Habituámo-nos a pensar que são as intenções por detrás dos actos que mais importam. Mas só temos acesso às manifestações, e se estas não coincidem com a intenção, dificilmente acreditaremos nela. Temos o acto, as coisas aconteceram assim, independentemente das palavras do outro dizerem o contrário.

quarta-feira, 22 de setembro de 2004

Contentamento

Levamos a vida a tentar juntar momentos de estúpida alegria, e chamamos-lhe felicidade. Quanto mais momentos conseguirmos juntar, maior a felicidade atingida na vida. É como uma colecção de cromos. Para se ser constantemente feliz há que se ser constantemente estúpido. Alegres e contentes. Contentas-te?

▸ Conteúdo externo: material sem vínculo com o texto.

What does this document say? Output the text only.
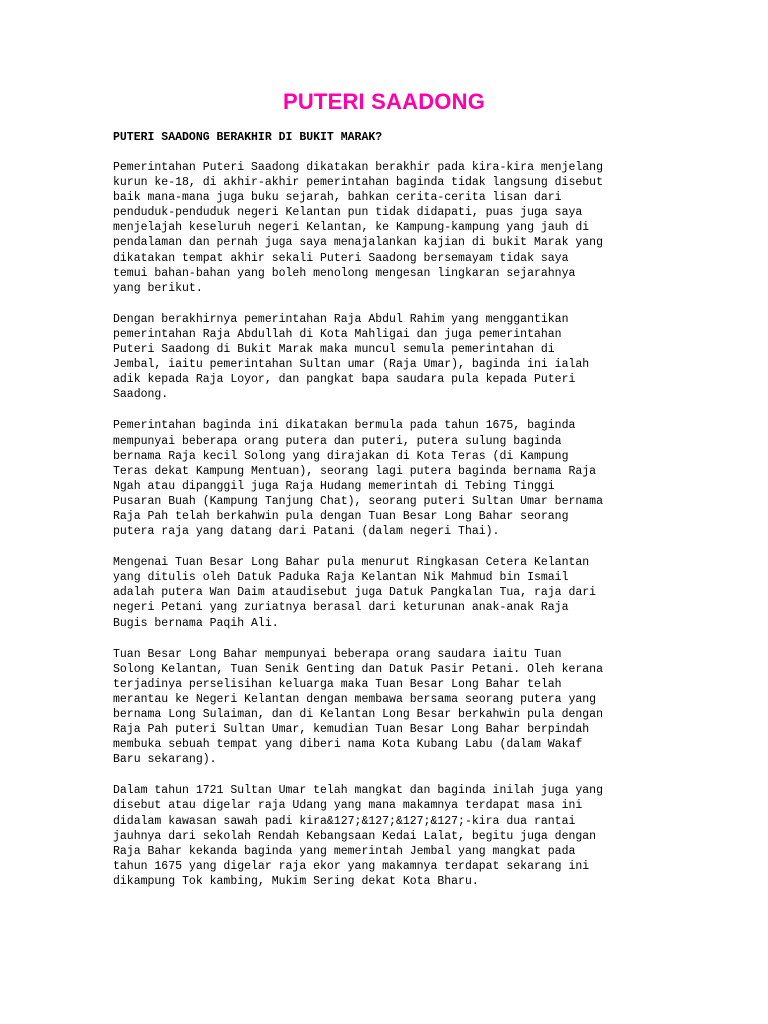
PUTERI SAADONG
PUTERI SAADONG BERAKHIR DI BUKIT MARAK?

Pemerintahan Puteri Saadong dikatakan berakhir pada kira-kira menjelang
kurun ke-18, di akhir-akhir pemerintahan baginda tidak langsung disebut
baik mana-mana juga buku sejarah, bahkan cerita-cerita lisan dari
penduduk-penduduk negeri Kelantan pun tidak didapati, puas juga saya
menjelajah keseluruh negeri Kelantan, ke Kampung-kampung yang jauh di
pendalaman dan pernah juga saya menajalankan kajian di bukit Marak yang
dikatakan tempat akhir sekali Puteri Saadong bersemayam tidak saya
temui bahan-bahan yang boleh menolong mengesan lingkaran sejarahnya
yang berikut.

Dengan berakhirnya pemerintahan Raja Abdul Rahim yang menggantikan
pemerintahan Raja Abdullah di Kota Mahligai dan juga pemerintahan
Puteri Saadong di Bukit Marak maka muncul semula pemerintahan di
Jembal, iaitu pemerintahan Sultan umar (Raja Umar), baginda ini ialah
adik kepada Raja Loyor, dan pangkat bapa saudara pula kepada Puteri
Saadong.

Pemerintahan baginda ini dikatakan bermula pada tahun 1675, baginda
mempunyai beberapa orang putera dan puteri, putera sulung baginda
bernama Raja kecil Solong yang dirajakan di Kota Teras (di Kampung
Teras dekat Kampung Mentuan), seorang lagi putera baginda bernama Raja
Ngah atau dipanggil juga Raja Hudang memerintah di Tebing Tinggi
Pusaran Buah (Kampung Tanjung Chat), seorang puteri Sultan Umar bernama
Raja Pah telah berkahwin pula dengan Tuan Besar Long Bahar seorang
putera raja yang datang dari Patani (dalam negeri Thai).

Mengenai Tuan Besar Long Bahar pula menurut Ringkasan Cetera Kelantan
yang ditulis oleh Datuk Paduka Raja Kelantan Nik Mahmud bin Ismail
adalah putera Wan Daim ataudisebut juga Datuk Pangkalan Tua, raja dari
negeri Petani yang zuriatnya berasal dari keturunan anak-anak Raja
Bugis bernama Paqih Ali.

Tuan Besar Long Bahar mempunyai beberapa orang saudara iaitu Tuan
Solong Kelantan, Tuan Senik Genting dan Datuk Pasir Petani. Oleh kerana
terjadinya perselisihan keluarga maka Tuan Besar Long Bahar telah
merantau ke Negeri Kelantan dengan membawa bersama seorang putera yang
bernama Long Sulaiman, dan di Kelantan Long Besar berkahwin pula dengan
Raja Pah puteri Sultan Umar, kemudian Tuan Besar Long Bahar berpindah
membuka sebuah tempat yang diberi nama Kota Kubang Labu (dalam Wakaf
Baru sekarang).

Dalam tahun 1721 Sultan Umar telah mangkat dan baginda inilah juga yang
disebut atau digelar raja Udang yang mana makamnya terdapat masa ini
didalam kawasan sawah padi kira&127;&127;&127;&127;-kira dua rantai
jauhnya dari sekolah Rendah Kebangsaan Kedai Lalat, begitu juga dengan
Raja Bahar kekanda baginda yang memerintah Jembal yang mangkat pada
tahun 1675 yang digelar raja ekor yang makamnya terdapat sekarang ini
dikampung Tok kambing, Mukim Sering dekat Kota Bharu.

terça-feira, 21 de setembro de 2004

segunda-feira, 20 de setembro de 2004

Emancipação

Recordo-me de quando encontrar-te me era urgente. Era, então, uma felicidade. Não uma felicidade qualquer, mas uma felicidade salvífica. O meu amor por ti era a minha dependência de ti.

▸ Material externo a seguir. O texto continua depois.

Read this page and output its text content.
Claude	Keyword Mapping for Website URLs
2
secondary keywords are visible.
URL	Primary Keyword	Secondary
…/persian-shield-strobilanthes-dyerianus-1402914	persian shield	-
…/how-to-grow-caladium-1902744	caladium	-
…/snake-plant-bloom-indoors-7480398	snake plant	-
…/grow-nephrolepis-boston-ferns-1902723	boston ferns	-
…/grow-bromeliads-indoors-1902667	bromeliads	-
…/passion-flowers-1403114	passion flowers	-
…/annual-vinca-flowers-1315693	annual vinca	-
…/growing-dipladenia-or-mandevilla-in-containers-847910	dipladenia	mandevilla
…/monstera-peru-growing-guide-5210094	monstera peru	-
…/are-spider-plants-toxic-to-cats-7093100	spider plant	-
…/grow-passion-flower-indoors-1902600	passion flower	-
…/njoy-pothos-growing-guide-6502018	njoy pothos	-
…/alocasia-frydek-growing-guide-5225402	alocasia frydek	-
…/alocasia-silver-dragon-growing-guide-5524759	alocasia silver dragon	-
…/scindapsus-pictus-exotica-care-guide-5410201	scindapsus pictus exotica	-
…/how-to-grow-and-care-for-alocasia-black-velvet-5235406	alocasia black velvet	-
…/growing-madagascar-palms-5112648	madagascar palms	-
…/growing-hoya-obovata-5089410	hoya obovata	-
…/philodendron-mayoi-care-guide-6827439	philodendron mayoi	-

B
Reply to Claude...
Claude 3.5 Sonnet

domingo, 19 de setembro de 2004

sexta-feira, 17 de setembro de 2004

Favor

Reparem bem nos vossos actos de caridade, de solidariedade, de ajuda, de amizade. O maior poder jamais concedido a alguém é o de ser-se necessário e não se necessitar.

quinta-feira, 16 de setembro de 2004

Desconfiança

Porque receiam as pessoas tomar responsabilidade sobre o que lhes não pertence? Porque se evadem? Fogem para as não ter de enfrentar, ou com elas conviver. Fingem que não existem, ou, quando se lembram, olham de soslaio, com desconfiança.

quarta-feira, 15 de setembro de 2004

Crença

Acreditas que existe. Queres alcançá-lo. Logo, irás alcançá-lo. Mas aquilo que alcanças é um mito que criastes para a tua própria satisfação.

terça-feira, 14 de setembro de 2004

Viver

O que é toda a vida em sociedade senão um mais acessível entretenimento? A solidão pesa, porque a verdade, a vida, é tão pesada quanto ela. A vida é maior do que a podemos suportar, e por isso tudo fazemos para a esquecer. E é quando sentimos não viver que o descobrimos. É quando toda a ilusão se torna demasiado óbvia. Mas o que é viver? O que é necessário para que nos sintamos vivos?

segunda-feira, 13 de setembro de 2004

Impossível

Como é possível, depois da apropriação do corpo de outrem, conseguir viver só? – não sou já suficiente - Mais, como é possível sobreviver à rejeição depois do despojamento físico? – consenti na minha própria violação - Como é possível viver depois de o mundo acabar?

domingo, 12 de setembro de 2004

Vida

A vida é o que em mim é maior do que eu.

Ambição

Há o excesso de nós, que é o que pretende realizar, e há o sem sentido dessa realização. Há o excesso de nós em tudo quanto não somos, e há o sem sentido de existirmos e sermos nada. Porque a realização que pretendemos se situa fora de nós, que é onde nada existe.

sábado, 11 de setembro de 2004

Identificação

No acto da identificação, há sempre alguém que se move no sentido dessa mesma identificação. Porque ninguém pode sentir o que só nós sentimos, sendo nós que o sentimos. Mas é melhor que nos identifiquemos com alguém, pois minora a responsabilidade de quem somos, sendo nós outro que não nós próprios.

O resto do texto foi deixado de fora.